Niebel will aus seinem Ministerium 30 bis 50 Referenten in die Regionen entsenden, die als "Scouts" die Wege durch den Dschungel von Instanzen und Förderprogrammen der deutschen Entwicklungspolitik weisen. Auch Machbarkeitsstudien für Investitionen würden künftig vom BMZ unterstützt. Im Berliner Ministerium selbst sollen kooperationswillige Unternehmer nicht mehr einen Hürdenlauf durch verschiedene Fachbereiche absolvieren müssen, sondern von einer Service-Stelle betreut werden. Eine Idee, die auf jeden Fall mehr Beifall unter den versammelten Unternehmern erntete, als die zahlreichen unbekannten Termini und Abkürzungen, mit denen die Entwicklungsprofis auf dem Podium um sich warfen.

Linke sieht Ministerium als Lobbyverein

Der Bundestagsabgeordnete der oppositionellen Linken, Niema Movassat, kritisierte die Initiative des FDP-Ministers, weil dieser weiter daran arbeite, "sein Ministerium in einen internationalen Lobbyverein für die deutsche Wirtschaft umzuwandeln". Dagegen versicherte Niebel, die Trennlinie zum Wirtschaftsministerium werde stets eingehalten: "Bei unseren Konzepten gucken wir immer nach einer Entwicklungsdynamik, die ein Projekt mit sich bringt, das ist die Voraussetzung, dass wir fördern können."

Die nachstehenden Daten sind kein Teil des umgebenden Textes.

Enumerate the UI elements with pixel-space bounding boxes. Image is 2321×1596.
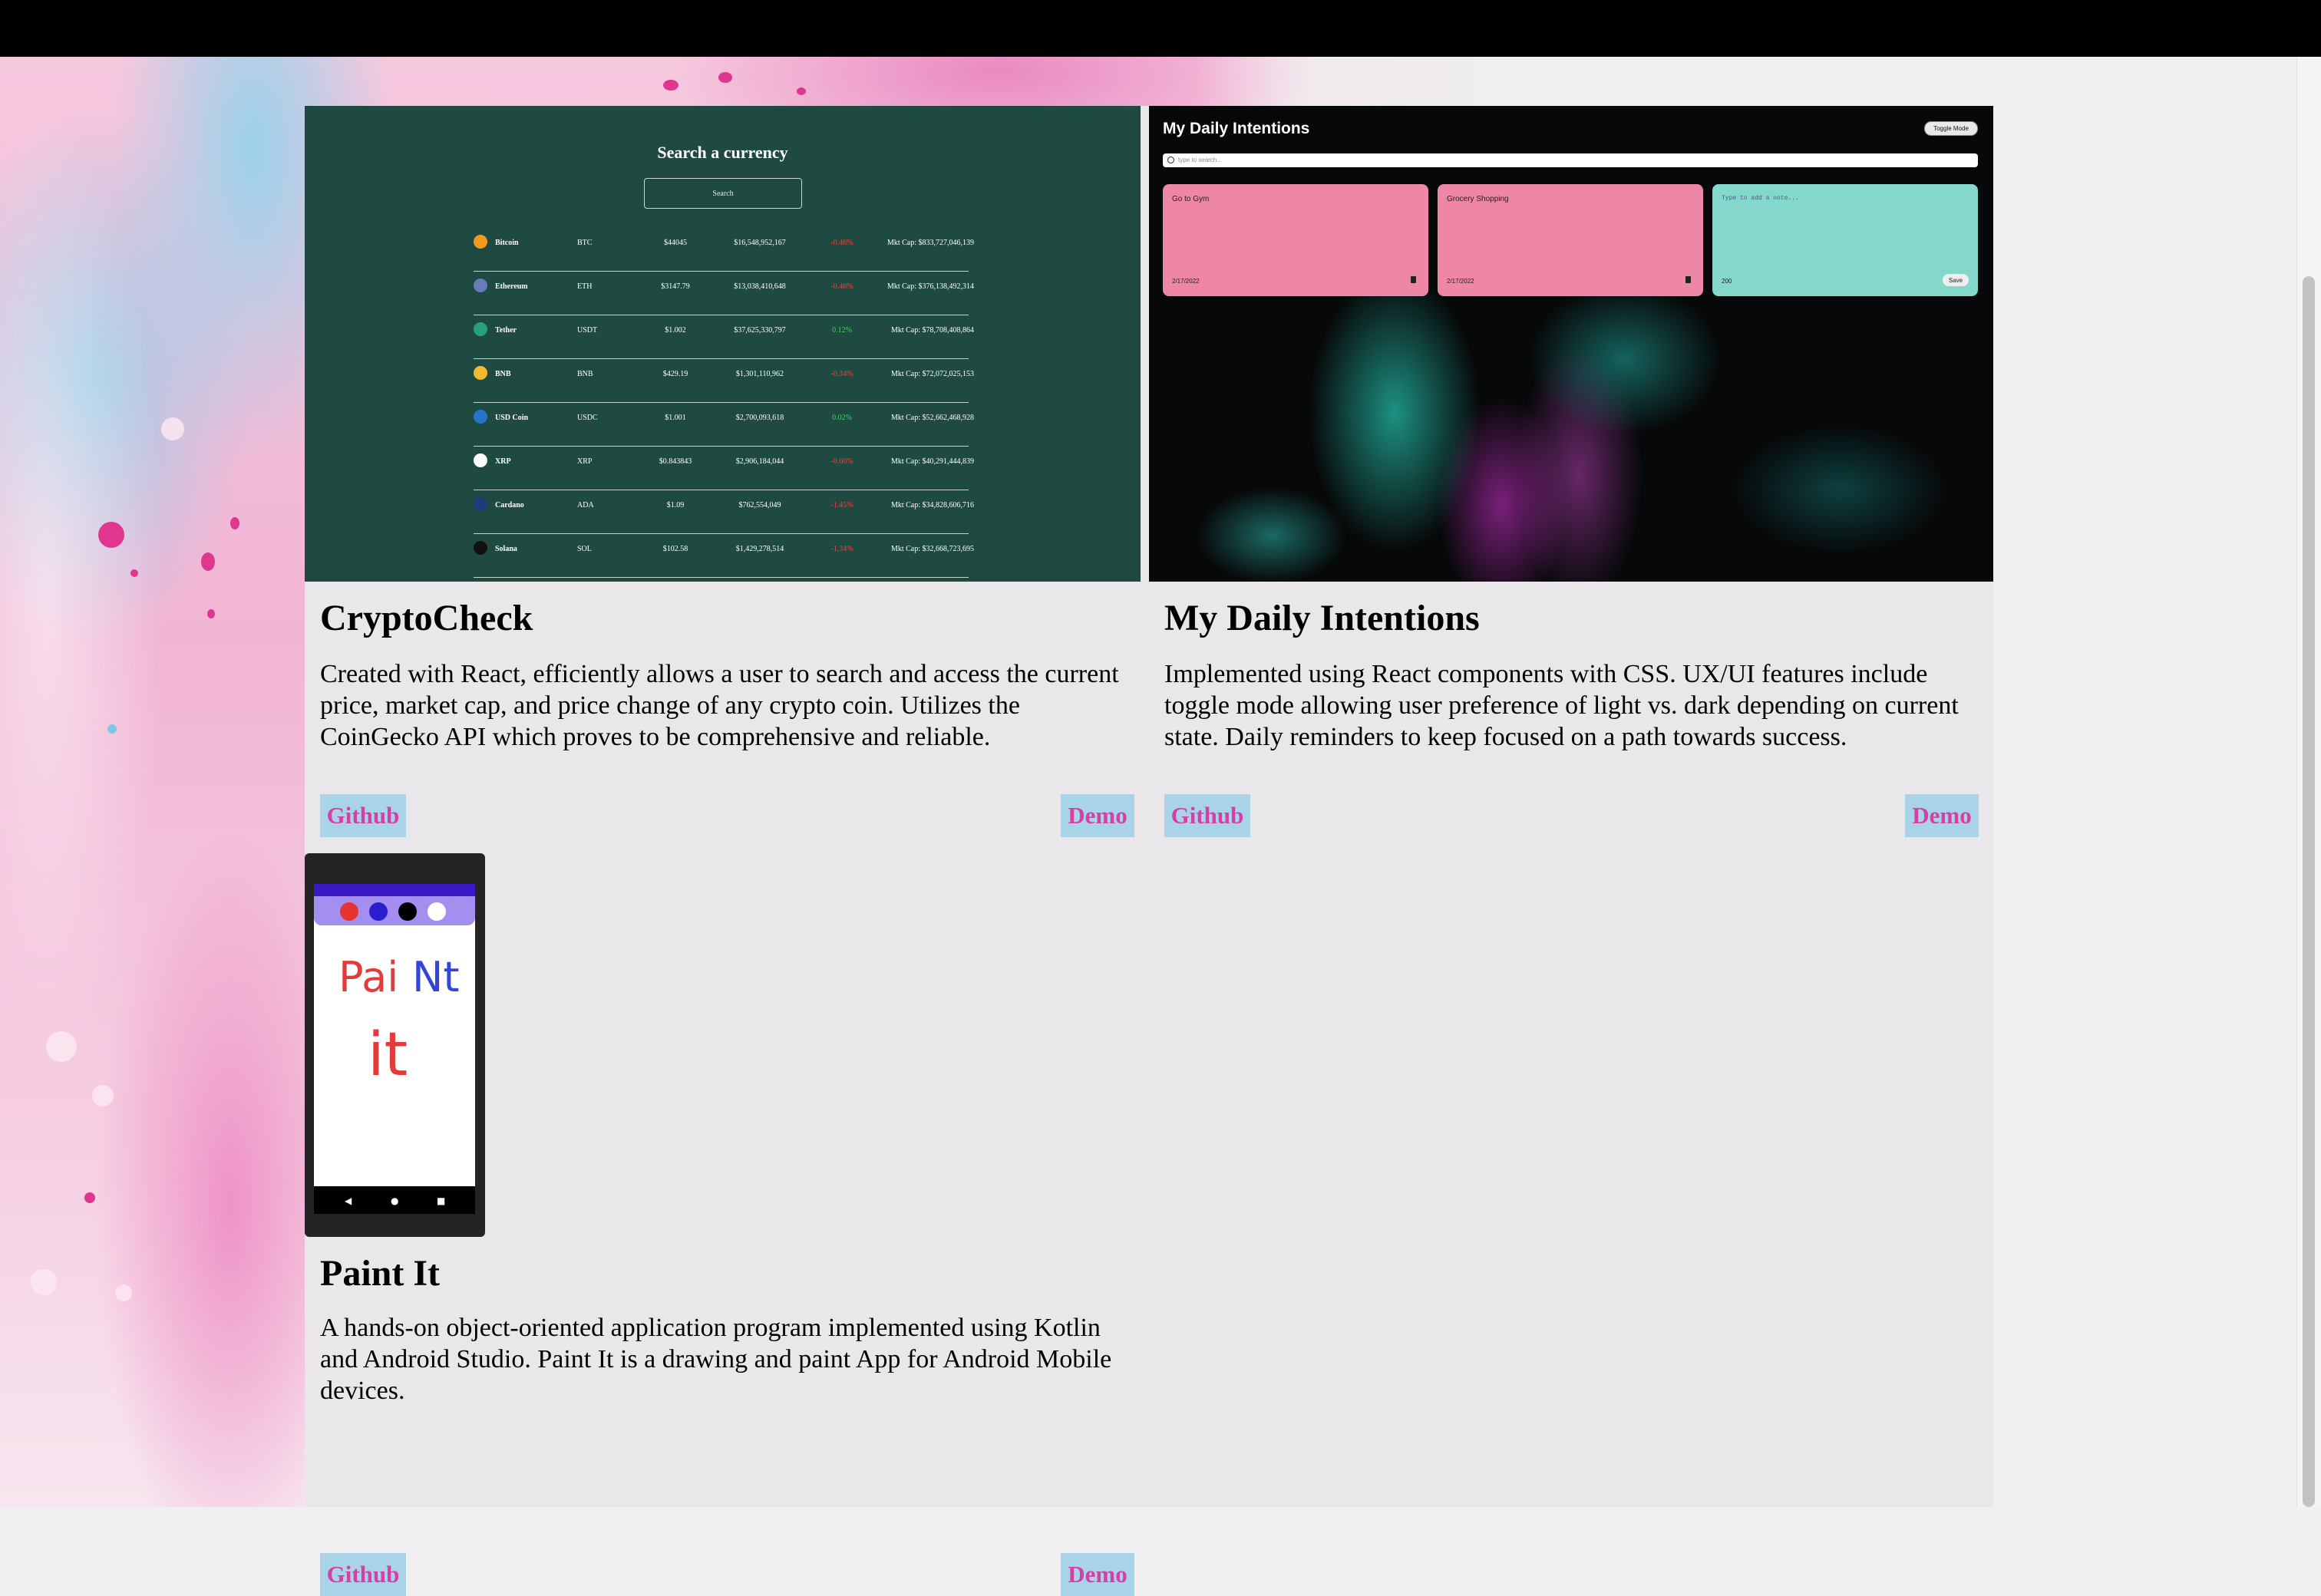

Von Geld, Kenntnissen und Kompetenzen der Mittelständler würden alle profitieren, betonte der Minister: Die Menschen in den Partnerländern hätten Chancen auf Einkommen und Entwicklung, die deutsche Wirtschaft erhalte Zugang zu neuen Märkten und der deutsche Steuerzahler werde entlastet.

Der deutsche Mittelstand sei zwar auf dem Weg der Internationalisierung vorangekommen, so hieß es während der Auftaktveranstaltung, doch setze er vor allem auf Export und weniger auf Investitionen in der Fremde, die oft als schwierig und riskant eingeschätzt würden. Bisher gab es im Bundesland Brandenburg 30 Partnerschaften zwischen Unternehmen und den zahlreichen Organisationen der deutschen Entwicklungspolitik für gemeinsame Projekte, vor allem in Asien.

Chancen und Rendite in Afrika

Experten beraten Handwerker auf einer Baustelle in Äthiopien (Foto: dpa)
Deutsche Ingenieure beraten äthiopische HandwerkerBild: picture-alliance/dpa

Niebel warb vor allem für ein größeres Engagement in Afrika, wo es "viele ungenutzte Chancen und höhere Rendite" als in anderen Regionen gebe.

Die Initiative des BMZ wurde von den brandenburgischen Unternehmern wohlwollend aufgenommen. Er begrüße vor allem die Idee, eine einzige Anlaufstelle zu schaffen, sagte Hans Odenthal vom Märkischen Institut für Technologieförderung. Gerhard Meyer von der Firma MEYTEC Informationssysteme sieht zwar großes Entwicklungspotential bei den Leistungen seines Unternehmens, will aber erst genau abwägen. Man sei derzeit an Projekten der Telemedizin in Brunei beteiligt und habe gute Erfahrungen gemacht, es sei immer pünktlich bezahlt worden. Aber Brunei sei eben kein klassisches Entwicklungsland.